Eine sehr phantastische Miniatur

Was ich befürchte, ist … ein gewaltiger psychologischer Schock. Stolz wie wir sind. Denn wir haben ja eine vortreffliche Welt geschaffen, uns ein enormes Wissen zugelegt, den Vorstoß ins Große Universum unternommen, haben geforscht, untersucht, entdeckt. Und was haben wir entdeckt?

A. und B. Strugazki,

»Von Wanderern und Reisenden«

Die Schiffe hießen CHUAR und SENHA, was in der Weltsprache »Suche« und »Hoffnung« bedeutete.

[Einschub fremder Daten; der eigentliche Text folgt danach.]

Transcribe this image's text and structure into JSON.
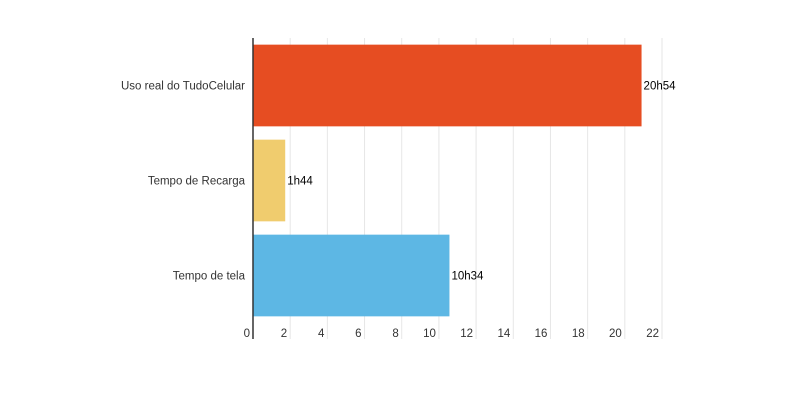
{
  "chart_data": {
    "type": "bar",
    "orientation": "horizontal",
    "title": "",
    "xlabel": "",
    "ylabel": "",
    "categories": [
      "Uso real do TudoCelular",
      "Tempo de Recarga",
      "Tempo de tela"
    ],
    "values": [
      20.9,
      1.733,
      10.567
    ],
    "value_labels": [
      "20h54",
      "1h44",
      "10h34"
    ],
    "colors": [
      "#e64d22",
      "#f0cc6e",
      "#5db7e4"
    ],
    "xlim": [
      0,
      22
    ],
    "xticks": [
      "0",
      "2",
      "4",
      "6",
      "8",
      "10",
      "12",
      "14",
      "16",
      "18",
      "20",
      "22"
    ],
    "grid": true,
    "legend": "none"
  }
}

Es waren die Flaggschiffe zweier großer Raumflotten, von denen jede Tausende von Schiffen umfaßte, größtenteils unbemannte. Und alle diese Schiffe erfüllten in dem Teil der Galaxis, der am weitesten von der Erde entfernt war, den gleichen Auftrag.

Anna Jorgesarah, die Kommandantin des Raumkreuzers S 800 NADZIEJA, lehnte sich in das bequeme Kraftfeld zurück und streichelte mit der rechten Hand die große schwarze Dogge an ihrer Seite. Mit der Linken regulierte sie die Tiefeneinstellung des Raumbildprojektors. Ihr gegenüber saß ein älterer Mann in einer hellblauen Kombination. Das heißt, eigentlich saß dort nur sein Bild; der Mann selbst, einer der Techniker des Raumkreuzers S 800, befand sich in einer anderen Sektion des Schiffes.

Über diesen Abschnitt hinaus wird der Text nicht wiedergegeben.